July 2013: New research relationship for The Invisible College 

03/07/2013

A new collaborative project called Landscaped Estates of the 1800s: Designs on the Future will involve a temporary ‘twinning’ of a project based on Sheringham Park, Norfolk, with The Invisible College’s focus the Kilmahew Estate in Cardross, Scotland.

The University of Nottingham and The National Trust of England have been running a similar project to The Invisible College (partnership with NVA and Glasgow & Edinburgh Universities) that researches environmental change using Sheringham Park as its site. Both research teams have been independently researching the geography and history of estates created as designed landscapes during the 1800s.

At Sheringham, they have been collecting on-going estate histories of environmental change and the landscape’s changing scenography which has been shared in a public exhibition. At Kilmahew, a range of site-specific participatory events have enabled the local community and the academic team to connect environmental change in the past with projected plans for the near-future of the abandoned estate.

The two projects have come together to identify common and contrasting areas of the work already done at both sites. The University-led research teams will collaborate, critically reflect and compare their findings.
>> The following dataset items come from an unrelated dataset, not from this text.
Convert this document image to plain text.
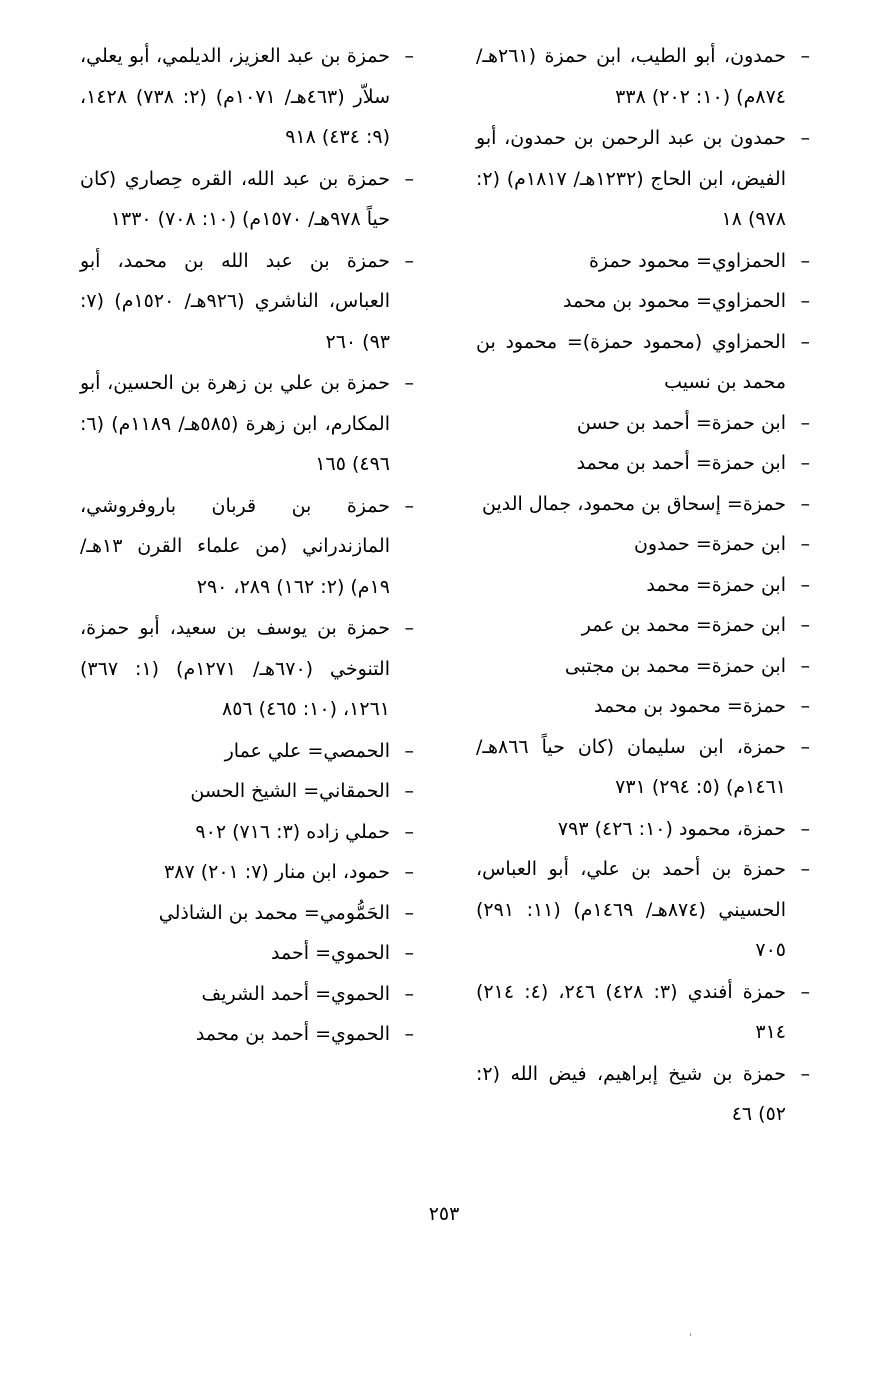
–
حمدون، أبو الطيب، ابن حمزة (٢٦١هـ/ ٨٧٤م) (١٠: ٢٠٢) ٣٣٨
–
حمدون بن عبد الرحمن بن حمدون، أبو الفيض، ابن الحاج (١٢٣٢هـ/ ١٨١٧م) (٢: ٩٧٨) ١٨
–
الحمزاوي= محمود حمزة
–
الحمزاوي= محمود بن محمد
–
الحمزاوي (محمود حمزة)= محمود بن محمد بن نسيب
–
ابن حمزة= أحمد بن حسن
–
ابن حمزة= أحمد بن محمد
–
حمزة= إسحاق بن محمود، جمال الدين
–
ابن حمزة= حمدون
–
ابن حمزة= محمد
–
ابن حمزة= محمد بن عمر
–
ابن حمزة= محمد بن مجتبى
–
حمزة= محمود بن محمد
–
حمزة، ابن سليمان (كان حياً ٨٦٦هـ/ ١٤٦١م) (٥: ٢٩٤) ٧٣١
–
حمزة، محمود (١٠: ٤٢٦) ٧٩٣
–
حمزة بن أحمد بن علي، أبو العباس، الحسيني (٨٧٤هـ/ ١٤٦٩م) (١١: ٢٩١) ٧٠٥
–
حمزة أفندي (٣: ٤٢٨) ٢٤٦، (٤: ٢١٤) ٣١٤
–
حمزة بن شيخ إبراهيم، فيض الله (٢: ٥٢) ٤٦
–
حمزة بن عبد العزيز، الديلمي، أبو يعلي، سلاّر (٤٦٣هـ/ ١٠٧١م) (٢: ٧٣٨) ١٤٢٨، (٩: ٤٣٤) ٩١٨
–
حمزة بن عبد الله، القره حِصاري (كان حياً ٩٧٨هـ/ ١٥٧٠م) (١٠: ٧٠٨) ١٣٣٠
–
حمزة بن عبد الله بن محمد، أبو العباس، الناشري (٩٢٦هـ/ ١٥٢٠م) (٧: ٩٣) ٢٦٠
–
حمزة بن علي بن زهرة بن الحسين، أبو المكارم، ابن زهرة (٥٨٥هـ/ ١١٨٩م) (٦: ٤٩٦) ١٦٥
–
حمزة بن قربان باروفروشي، المازندراني (من علماء القرن ١٣هـ/ ١٩م) (٢: ١٦٢) ٢٨٩، ٢٩٠
–
حمزة بن يوسف بن سعيد، أبو حمزة، التنوخي (٦٧٠هـ/ ١٢٧١م) (١: ٣٦٧) ١٢٦١، (١٠: ٤٦٥) ٨٥٦
–
الحمصي= علي عمار
–
الحمقاني= الشيخ الحسن
–
حملي زاده (٣: ٧١٦) ٩٠٢
–
حمود، ابن منار (٧: ٢٠١) ٣٨٧
–
الحَمُّومي= محمد بن الشاذلي
–
الحموي= أحمد
–
الحموي= أحمد الشريف
–
الحموي= أحمد بن محمد
٢٥٣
The Kilmahew and Sheringham estates have much in common. They are both relatively small, they raise issues of species management, control and curation, in relation to Rhododendrons for example. Both sites contain ‘ghost’ designs, memory traces, elements of absence and voided landscape and have vestiges of original parkland design which are hidden, exposed, or potentially recoverable.

There are also some crucial differences between the sites and projects, which will make comparisons interesting. Ironically, Sheringham was designed with an understanding that it would eventually be ruined, and yet has been well preserved; Kilmahew was never intended for ruination, but ruination has become its signature feature.